Late-night host Stephen Colbert even joked about the device, whispering, “We’re doomed,” to his audience.
However, the project faced years of ominous silence, leading some to believe it was merely a PR stunt by its creator, Rouser Lab, an experimental environmental communications agency.
Jonathan Kneebone, artistic director of Rouser Lab, explained that the project is now under the coordination of the Earth’s Black Box Foundation.
Kneebone said, “It will be approximately five years to the day that we are finally able to install the work. The team spent that time evolving the design, data storage systems, source materials, web platform - as well as developing funding models to sustain the project into the future.”
While collaborators include The Glue Society and Revolver, the University of Tasmania has officially dropped out of the project since its inception.
Local officials in Tasmania’s West Coast council have welcomed the development, noting the region’s geological and political stability.
West Coast Mayor Shane Pitt remarked, “It certainly is something we can see as a tourist attraction.
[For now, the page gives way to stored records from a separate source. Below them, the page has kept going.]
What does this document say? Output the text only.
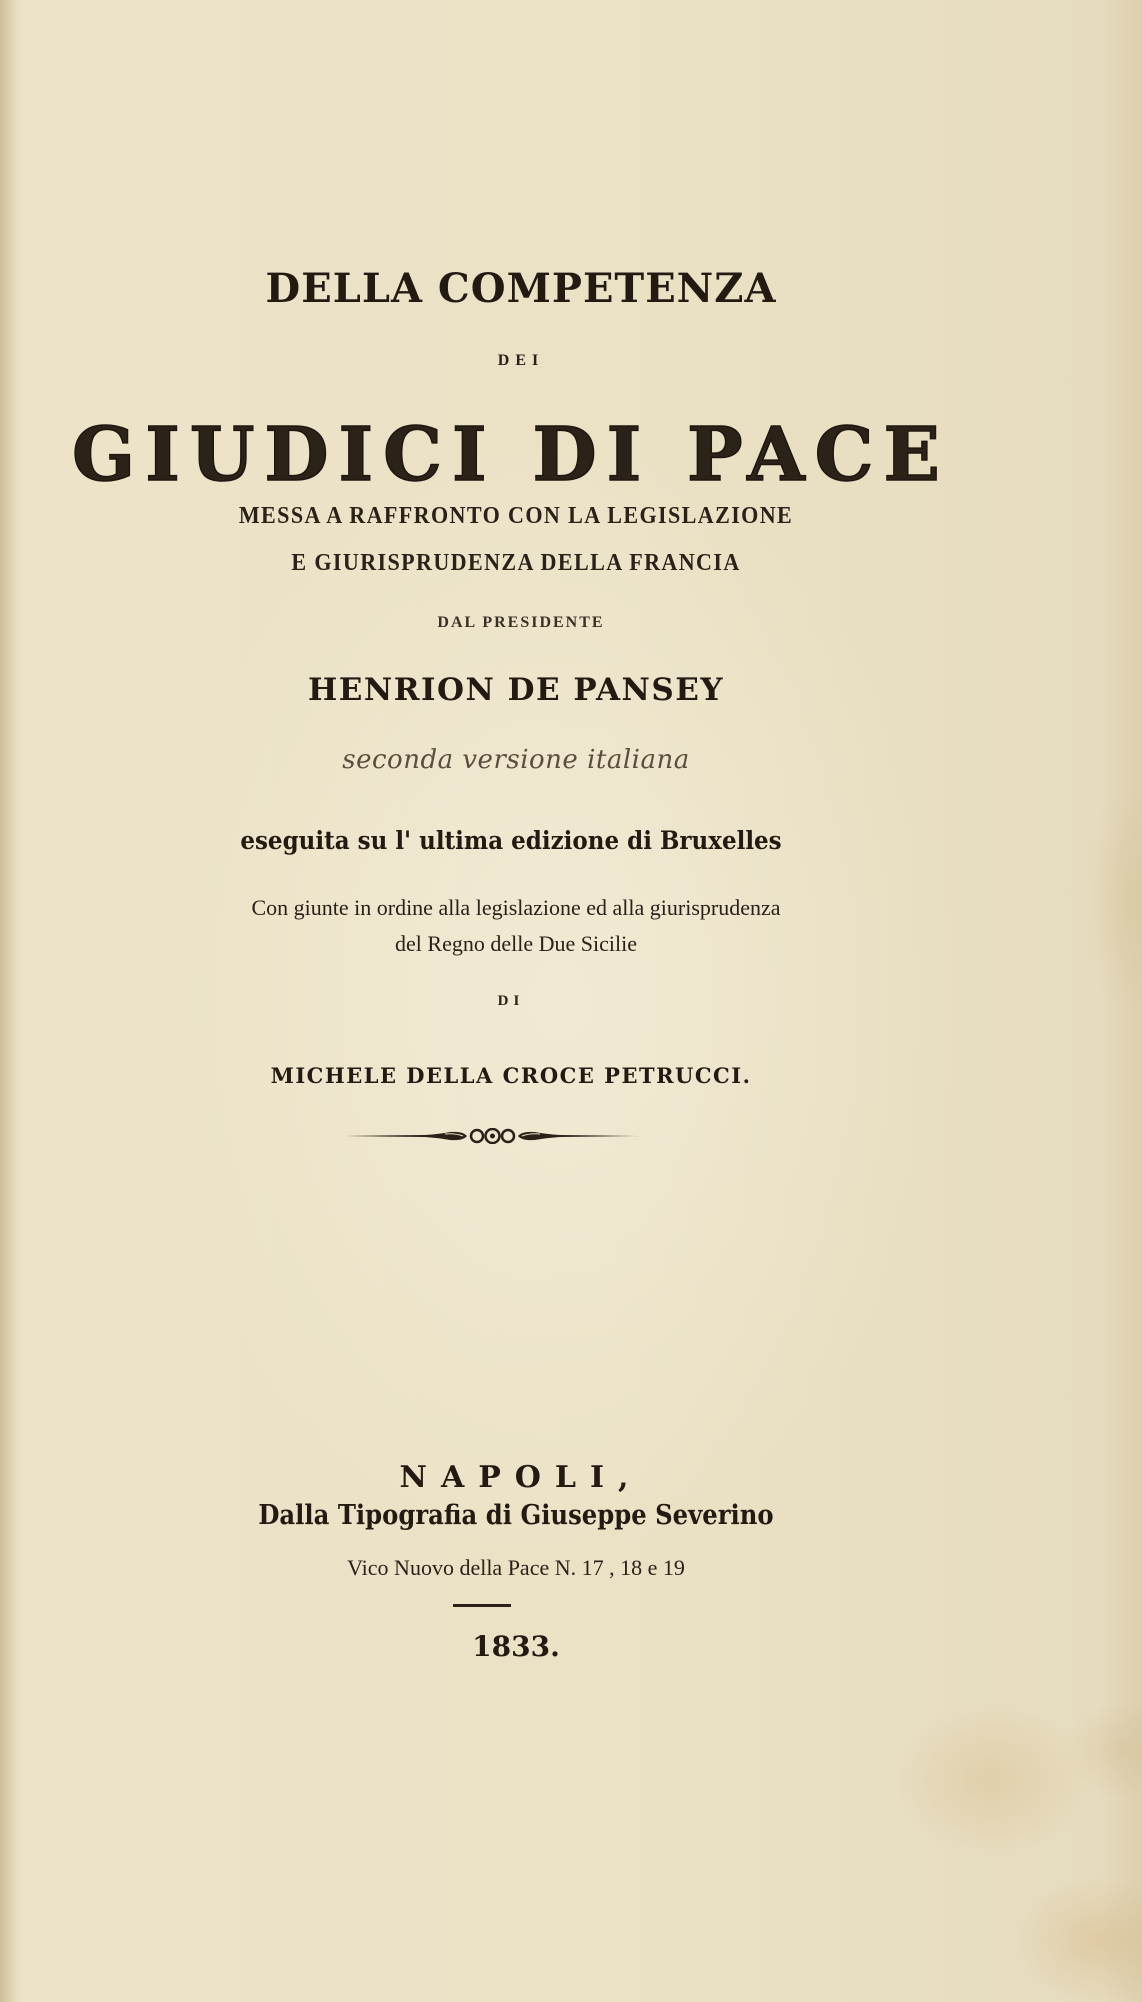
DELLA COMPETENZA
DEI
GIUDICI DI PACE
MESSA A RAFFRONTO CON LA LEGISLAZIONE
E GIURISPRUDENZA DELLA FRANCIA
DAL PRESIDENTE
HENRION DE PANSEY
seconda versione italiana
eseguita su l' ultima edizione di Bruxelles
Con giunte in ordine alla legislazione ed alla giurisprudenza
del Regno delle Due Sicilie
DI
MICHELE DELLA CROCE PETRUCCI.
NAPOLI,
Dalla Tipografia di Giuseppe Severino
Vico Nuovo della Pace N. 17 , 18 e 19
1833.
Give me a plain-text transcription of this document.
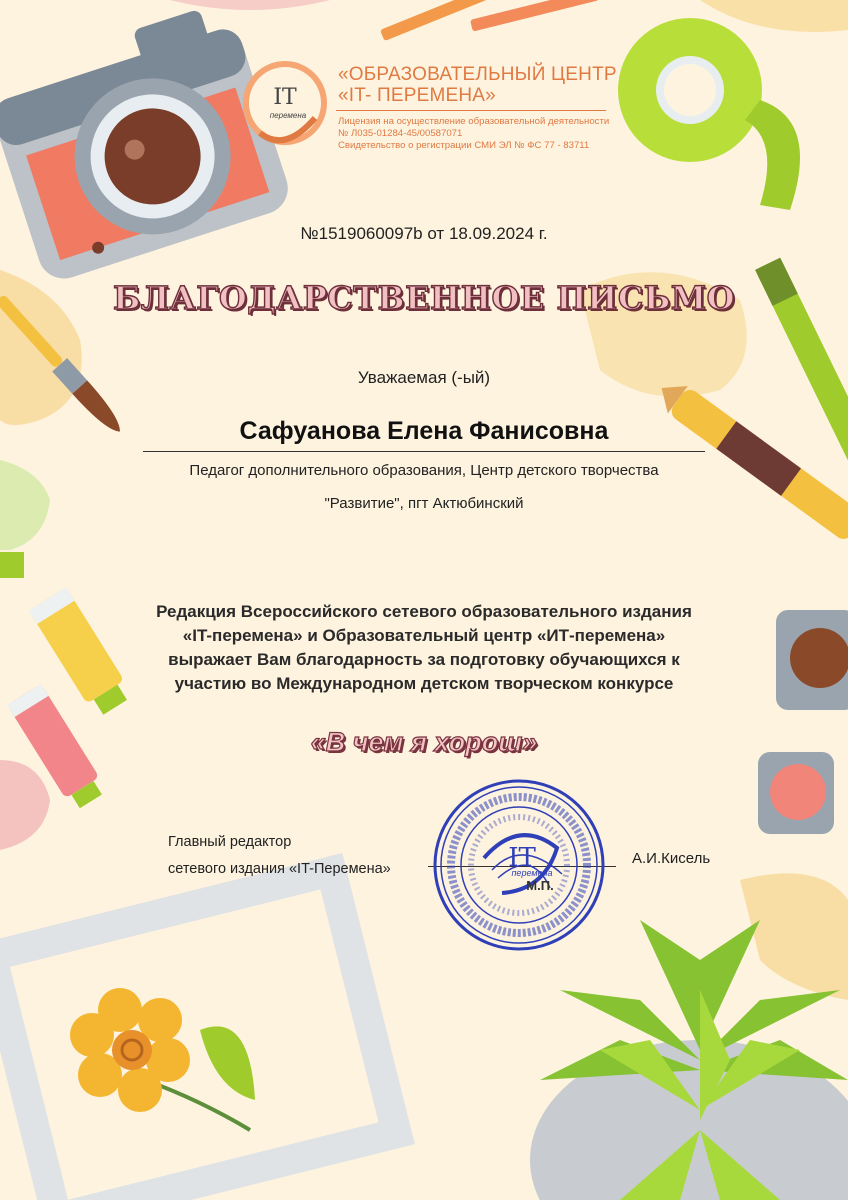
IT
перемена
«ОБРАЗОВАТЕЛЬНЫЙ ЦЕНТР
«IT- ПЕРЕМЕНА»
Лицензия на осуществление образовательной деятельности
№ Л035-01284-45/00587071
Свидетельство о регистрации СМИ ЭЛ № ФС 77 - 83711
№1519060097b от 18.09.2024 г.
БЛАГОДАРСТВЕННОЕ ПИСЬМО
Уважаемая (-ый)
Сафуанова Елена Фанисовна
Педагог дополнительного образования, Центр детского творчества
"Развитие", пгт Актюбинский
Редакция Всероссийского сетевого образовательного издания
«IT-перемена» и Образовательный центр «ИТ-перемена»
выражает Вам благодарность за подготовку обучающихся к
участию во Международном детском творческом конкурсе
«В чем я хорош»
Главный редактор
сетевого издания «IT-Перемена»
А.И.Кисель
IT
перемена
М.П.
The west coast is certainly not a place that has got high value for anyone to cause major catastrophes.”
The project resumes as global tensions rise, with the Doomsday Clock currently set at 85 seconds to midnight - the closest it has ever been to apocalypse.
Whether future civilizations will one day trawl through these records to understand humanity’s failure, or if the box will remain a relic of a disaster that was successfully averted, remains to be seen.